There is a difference in honesty and a willingness to be humiliated. Humiliated is not even the right word. I guess just having the ablility to really put yourself out there. I used to hate the idea of being embarressed in public. Oh it just frightened me terribly. So I was quiet and shy, never really wanted to be the center of attention. I rarely talked, and gosh I would never tell a joke...people would laugh then. However those days are long gone. I am not searching for the spotlight, but I not afraid to speak my mind anymore. I feel how I feel...bottom line. If you don't like it I really hope you can at least understand my postion on it. And if we truly disagree I hope we can talk about it, and possibly I will be able to learn something I never knew before. I do silly things, people laugh at me...and I don't mind. I enjoy every day and try to make the best of every situation.

Life is to short.....

Well of course I have rambled on again, and did not even talk about what I wanted to. So stay tuned for destiny or your choice. :)

Wednesday, September 05, 2007

I'll Allow Myself...



to love but not get so caught up in love that I lose who I am

to cry but not drown mysef in my sorrows

to be angry but not hold on to anger for to long

to do what I want but not forget that my actions and decisions effect others as well as myself

to have what I want but not be consumed by materialistic things

to let go but not forget what brought me this far

to be loved but not stop showing loving for myself and others

to feel good but not be arrogant about it

Tuesday, September 04, 2007

Trouble...the good kind



"...And the trouble I find is that the trouble finds me
It's a part of my mind it begins with a dream
And a feeling I get when I look and I see
That this world is a puzzle, I'll find all of the pieces
And put it all together, and then I'll rearrange it
I'll follow it forever
Always be as strange as it seems
Nobody ever told me not to try..."

Jack Johnson: Talk of the Town

Ramblings....




Why do woman have these secret gardens? These deep places inside filled with raw emotion, hurt, fear, and all the thoughts we over analyze?

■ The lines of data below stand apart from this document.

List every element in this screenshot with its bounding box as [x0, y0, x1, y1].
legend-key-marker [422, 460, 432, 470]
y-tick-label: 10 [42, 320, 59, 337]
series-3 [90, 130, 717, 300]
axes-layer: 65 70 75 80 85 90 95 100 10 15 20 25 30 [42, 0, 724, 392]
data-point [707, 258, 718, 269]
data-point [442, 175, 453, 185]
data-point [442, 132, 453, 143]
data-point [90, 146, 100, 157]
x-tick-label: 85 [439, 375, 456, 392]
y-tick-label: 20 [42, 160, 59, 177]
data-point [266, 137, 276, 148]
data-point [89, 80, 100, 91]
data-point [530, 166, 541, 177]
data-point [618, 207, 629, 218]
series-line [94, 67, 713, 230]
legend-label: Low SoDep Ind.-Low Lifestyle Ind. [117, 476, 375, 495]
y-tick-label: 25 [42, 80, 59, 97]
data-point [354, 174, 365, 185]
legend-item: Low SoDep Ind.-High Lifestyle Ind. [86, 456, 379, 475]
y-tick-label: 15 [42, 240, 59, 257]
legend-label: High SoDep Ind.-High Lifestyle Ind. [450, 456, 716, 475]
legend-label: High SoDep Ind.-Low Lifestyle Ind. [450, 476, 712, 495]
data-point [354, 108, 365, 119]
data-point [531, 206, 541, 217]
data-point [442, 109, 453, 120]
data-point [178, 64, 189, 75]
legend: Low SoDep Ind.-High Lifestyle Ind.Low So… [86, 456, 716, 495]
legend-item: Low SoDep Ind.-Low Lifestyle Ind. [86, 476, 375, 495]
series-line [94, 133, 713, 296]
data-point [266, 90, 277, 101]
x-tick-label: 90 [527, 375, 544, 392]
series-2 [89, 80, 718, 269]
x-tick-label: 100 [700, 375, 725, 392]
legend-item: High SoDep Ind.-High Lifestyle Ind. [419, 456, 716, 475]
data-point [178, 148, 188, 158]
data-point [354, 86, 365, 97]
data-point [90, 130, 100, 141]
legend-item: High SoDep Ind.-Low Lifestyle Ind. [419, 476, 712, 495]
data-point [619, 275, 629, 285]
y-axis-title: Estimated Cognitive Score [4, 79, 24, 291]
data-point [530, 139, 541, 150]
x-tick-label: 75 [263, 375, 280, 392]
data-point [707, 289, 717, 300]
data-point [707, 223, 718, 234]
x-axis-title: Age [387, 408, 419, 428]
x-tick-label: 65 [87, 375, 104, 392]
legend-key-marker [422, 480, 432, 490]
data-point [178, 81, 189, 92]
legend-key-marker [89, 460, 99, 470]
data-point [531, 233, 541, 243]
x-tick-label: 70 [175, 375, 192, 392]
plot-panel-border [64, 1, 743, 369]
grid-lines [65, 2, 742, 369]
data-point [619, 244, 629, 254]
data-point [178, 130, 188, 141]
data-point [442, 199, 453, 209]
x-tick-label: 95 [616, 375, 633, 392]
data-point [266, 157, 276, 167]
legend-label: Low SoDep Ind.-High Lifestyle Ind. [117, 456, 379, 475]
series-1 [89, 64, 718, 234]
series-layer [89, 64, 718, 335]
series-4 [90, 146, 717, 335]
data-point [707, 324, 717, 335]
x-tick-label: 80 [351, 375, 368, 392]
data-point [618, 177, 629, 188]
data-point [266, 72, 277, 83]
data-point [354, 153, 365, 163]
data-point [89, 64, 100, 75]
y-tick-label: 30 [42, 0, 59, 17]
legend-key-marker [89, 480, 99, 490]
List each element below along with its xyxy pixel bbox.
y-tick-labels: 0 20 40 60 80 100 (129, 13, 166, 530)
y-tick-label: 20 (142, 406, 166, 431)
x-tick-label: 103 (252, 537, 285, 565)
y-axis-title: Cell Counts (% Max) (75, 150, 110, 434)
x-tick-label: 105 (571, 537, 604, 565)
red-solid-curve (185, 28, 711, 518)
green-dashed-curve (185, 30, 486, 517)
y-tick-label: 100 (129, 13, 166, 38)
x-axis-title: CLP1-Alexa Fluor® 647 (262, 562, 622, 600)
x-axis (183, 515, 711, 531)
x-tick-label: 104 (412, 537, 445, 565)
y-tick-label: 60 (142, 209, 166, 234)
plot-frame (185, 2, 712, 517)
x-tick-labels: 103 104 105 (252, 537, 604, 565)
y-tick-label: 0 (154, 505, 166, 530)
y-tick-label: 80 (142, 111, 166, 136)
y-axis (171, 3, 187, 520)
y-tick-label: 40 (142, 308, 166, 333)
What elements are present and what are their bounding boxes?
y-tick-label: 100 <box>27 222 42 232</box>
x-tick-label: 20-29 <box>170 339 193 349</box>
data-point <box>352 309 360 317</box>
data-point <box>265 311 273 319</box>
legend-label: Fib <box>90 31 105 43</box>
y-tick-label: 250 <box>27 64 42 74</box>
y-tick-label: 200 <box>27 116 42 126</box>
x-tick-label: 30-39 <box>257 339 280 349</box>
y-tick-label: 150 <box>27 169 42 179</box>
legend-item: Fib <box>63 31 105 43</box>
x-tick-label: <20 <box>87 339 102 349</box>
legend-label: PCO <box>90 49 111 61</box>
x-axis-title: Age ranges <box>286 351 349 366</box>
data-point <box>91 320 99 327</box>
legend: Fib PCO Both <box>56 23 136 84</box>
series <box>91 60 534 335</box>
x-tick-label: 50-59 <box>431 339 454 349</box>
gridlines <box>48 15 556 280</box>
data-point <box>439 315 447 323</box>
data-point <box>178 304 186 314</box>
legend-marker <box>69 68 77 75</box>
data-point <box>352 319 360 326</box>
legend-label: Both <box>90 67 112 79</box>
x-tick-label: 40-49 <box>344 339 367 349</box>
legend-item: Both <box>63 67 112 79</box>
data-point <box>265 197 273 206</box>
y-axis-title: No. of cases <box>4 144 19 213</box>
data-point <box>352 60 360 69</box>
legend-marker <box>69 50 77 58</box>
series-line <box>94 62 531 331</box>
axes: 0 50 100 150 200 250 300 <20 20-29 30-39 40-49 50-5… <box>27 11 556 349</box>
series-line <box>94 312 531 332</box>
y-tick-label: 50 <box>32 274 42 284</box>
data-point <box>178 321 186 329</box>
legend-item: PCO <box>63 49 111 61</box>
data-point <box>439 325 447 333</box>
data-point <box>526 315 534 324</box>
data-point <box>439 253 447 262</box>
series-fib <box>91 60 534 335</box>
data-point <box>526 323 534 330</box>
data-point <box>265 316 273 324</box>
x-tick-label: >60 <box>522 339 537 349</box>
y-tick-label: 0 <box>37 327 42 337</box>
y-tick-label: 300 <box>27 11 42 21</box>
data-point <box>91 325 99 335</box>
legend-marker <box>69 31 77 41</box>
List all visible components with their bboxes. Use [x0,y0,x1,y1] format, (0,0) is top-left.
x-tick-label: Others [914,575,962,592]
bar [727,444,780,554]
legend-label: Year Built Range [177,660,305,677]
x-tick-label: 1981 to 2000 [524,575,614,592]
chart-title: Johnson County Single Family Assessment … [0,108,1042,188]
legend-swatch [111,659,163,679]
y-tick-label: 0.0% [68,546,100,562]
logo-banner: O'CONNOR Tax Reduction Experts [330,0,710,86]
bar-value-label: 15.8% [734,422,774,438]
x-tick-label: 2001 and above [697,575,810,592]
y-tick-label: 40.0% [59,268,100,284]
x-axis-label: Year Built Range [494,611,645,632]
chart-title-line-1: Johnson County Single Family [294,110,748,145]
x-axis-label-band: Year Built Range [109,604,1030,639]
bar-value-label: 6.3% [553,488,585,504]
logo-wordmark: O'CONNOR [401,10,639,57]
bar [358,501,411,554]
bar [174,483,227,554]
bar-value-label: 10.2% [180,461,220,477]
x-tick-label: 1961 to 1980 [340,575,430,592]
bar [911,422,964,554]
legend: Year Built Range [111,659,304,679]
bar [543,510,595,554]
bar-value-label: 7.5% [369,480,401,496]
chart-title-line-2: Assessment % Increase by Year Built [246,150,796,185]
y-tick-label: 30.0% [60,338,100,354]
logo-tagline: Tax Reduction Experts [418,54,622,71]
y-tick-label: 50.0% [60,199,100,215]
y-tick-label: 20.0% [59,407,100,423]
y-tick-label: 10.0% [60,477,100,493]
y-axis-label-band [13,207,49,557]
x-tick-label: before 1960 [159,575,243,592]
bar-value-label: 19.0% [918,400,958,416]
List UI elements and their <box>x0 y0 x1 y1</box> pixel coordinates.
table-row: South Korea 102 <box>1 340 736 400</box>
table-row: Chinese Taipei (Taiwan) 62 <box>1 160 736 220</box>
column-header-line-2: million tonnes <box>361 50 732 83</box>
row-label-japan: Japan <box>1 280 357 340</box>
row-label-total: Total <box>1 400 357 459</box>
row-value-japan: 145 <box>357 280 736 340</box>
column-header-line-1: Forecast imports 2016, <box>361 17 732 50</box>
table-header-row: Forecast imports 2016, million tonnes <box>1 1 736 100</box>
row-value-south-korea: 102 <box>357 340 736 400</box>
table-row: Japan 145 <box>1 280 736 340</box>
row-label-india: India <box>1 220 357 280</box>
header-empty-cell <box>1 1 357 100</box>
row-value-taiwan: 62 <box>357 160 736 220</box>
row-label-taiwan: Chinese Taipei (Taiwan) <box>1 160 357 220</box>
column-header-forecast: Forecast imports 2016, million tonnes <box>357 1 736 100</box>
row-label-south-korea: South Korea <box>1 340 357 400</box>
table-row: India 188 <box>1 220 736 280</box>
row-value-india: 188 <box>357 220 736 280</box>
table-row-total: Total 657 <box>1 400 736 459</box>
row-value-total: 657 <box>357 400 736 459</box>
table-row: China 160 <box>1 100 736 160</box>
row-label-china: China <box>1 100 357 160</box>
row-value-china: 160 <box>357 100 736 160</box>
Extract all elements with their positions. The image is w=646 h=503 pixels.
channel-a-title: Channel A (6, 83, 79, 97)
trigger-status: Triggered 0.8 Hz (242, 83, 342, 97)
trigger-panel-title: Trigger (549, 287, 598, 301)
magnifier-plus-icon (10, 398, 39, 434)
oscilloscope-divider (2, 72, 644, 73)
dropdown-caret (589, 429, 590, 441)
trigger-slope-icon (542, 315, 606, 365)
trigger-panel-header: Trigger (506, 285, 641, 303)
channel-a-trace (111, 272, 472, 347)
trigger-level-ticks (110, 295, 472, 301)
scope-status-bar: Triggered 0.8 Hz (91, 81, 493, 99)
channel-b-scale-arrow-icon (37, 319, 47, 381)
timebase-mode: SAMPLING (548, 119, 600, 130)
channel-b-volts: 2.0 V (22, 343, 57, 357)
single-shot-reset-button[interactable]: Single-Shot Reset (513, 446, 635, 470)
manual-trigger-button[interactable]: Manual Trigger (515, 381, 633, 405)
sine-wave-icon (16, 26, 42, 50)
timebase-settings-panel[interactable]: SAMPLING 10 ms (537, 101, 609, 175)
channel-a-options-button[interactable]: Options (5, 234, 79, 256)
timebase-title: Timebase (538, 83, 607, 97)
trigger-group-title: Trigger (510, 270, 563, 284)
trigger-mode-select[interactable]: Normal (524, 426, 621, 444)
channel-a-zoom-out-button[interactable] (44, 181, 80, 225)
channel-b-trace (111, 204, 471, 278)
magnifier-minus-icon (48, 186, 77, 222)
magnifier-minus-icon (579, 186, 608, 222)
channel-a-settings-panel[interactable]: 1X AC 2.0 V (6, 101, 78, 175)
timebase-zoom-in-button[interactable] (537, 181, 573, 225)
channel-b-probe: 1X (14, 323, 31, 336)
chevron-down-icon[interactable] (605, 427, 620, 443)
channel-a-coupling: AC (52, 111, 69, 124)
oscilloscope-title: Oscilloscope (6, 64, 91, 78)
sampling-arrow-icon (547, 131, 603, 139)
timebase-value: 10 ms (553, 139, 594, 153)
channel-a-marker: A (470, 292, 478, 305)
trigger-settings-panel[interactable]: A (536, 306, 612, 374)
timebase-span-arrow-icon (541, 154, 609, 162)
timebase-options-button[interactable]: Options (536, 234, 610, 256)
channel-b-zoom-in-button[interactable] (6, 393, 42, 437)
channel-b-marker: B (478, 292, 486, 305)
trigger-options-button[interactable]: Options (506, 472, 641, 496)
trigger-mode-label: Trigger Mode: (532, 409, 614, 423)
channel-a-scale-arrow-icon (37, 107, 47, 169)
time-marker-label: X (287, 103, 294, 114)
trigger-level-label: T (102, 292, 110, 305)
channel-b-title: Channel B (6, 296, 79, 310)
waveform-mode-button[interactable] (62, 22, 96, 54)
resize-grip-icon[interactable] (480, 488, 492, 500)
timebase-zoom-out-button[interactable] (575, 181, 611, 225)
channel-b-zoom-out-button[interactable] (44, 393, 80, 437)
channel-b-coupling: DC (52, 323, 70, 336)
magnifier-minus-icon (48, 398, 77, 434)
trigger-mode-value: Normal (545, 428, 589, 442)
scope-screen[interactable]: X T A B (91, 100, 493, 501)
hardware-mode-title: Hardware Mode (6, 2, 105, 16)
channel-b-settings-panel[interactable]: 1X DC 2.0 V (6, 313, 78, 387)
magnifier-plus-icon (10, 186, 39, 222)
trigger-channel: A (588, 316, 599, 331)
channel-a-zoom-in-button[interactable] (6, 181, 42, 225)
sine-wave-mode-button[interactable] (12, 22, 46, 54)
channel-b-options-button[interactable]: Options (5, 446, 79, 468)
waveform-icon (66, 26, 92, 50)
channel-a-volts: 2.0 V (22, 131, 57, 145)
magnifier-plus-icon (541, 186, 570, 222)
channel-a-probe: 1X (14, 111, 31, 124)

I would do anything for someone I love. Give them whatever they needed for their happiness. I would let them into my heart, let them deep inside. I give without any expectations of anything in return. Possibly it is the motherly instinct inside me. I want the ones I love dearly to have the last bite, get the best piece of cake, have the best seat in the house, and to be able to fully enjoy it. I get enjoyment in knowing and watching them enjoy themselves.

But the secret garden holds the over analyzing. It takes over sometimes. Guys shut the door, no afterthoughts. What is done is done. What has happened, happened. The girl shuts the door and runs through every detail in her mind. Analyzing.

I want to stop analyzing the details. I want to experience the moment and all that comes from it. The analyzing gets me no where. Why do women thrive on it? Why not spend our conversations on more meaningful things? Yet, what is more meaningful than what is going on in our daily lives? I just think there is a different way to handle it.

I always try to live in the moment. My spontaneous nature has taken me on many wonderful adventures. However my giving nature has also restricted me from spending more time on myself. I feel selfish wanting to do things for my happiness...simple little things, like taking a walk. But I need these things. My life depends on it, and it makes me feel more fulfilled.

This month I am working on taking a walk each day. I always feel refreshed after a walk. I walk through my problems in my head and my mind feels lighter. I have also been working on my life list. So far I am up to 79 things. It will be posted soon. Putting it in writing makes it feel more real and gets my wheels turning in how to accomplish each one.

I have always known that my happiness was in my own hands, now I am taking more active steps to make myself feel more fulfilled.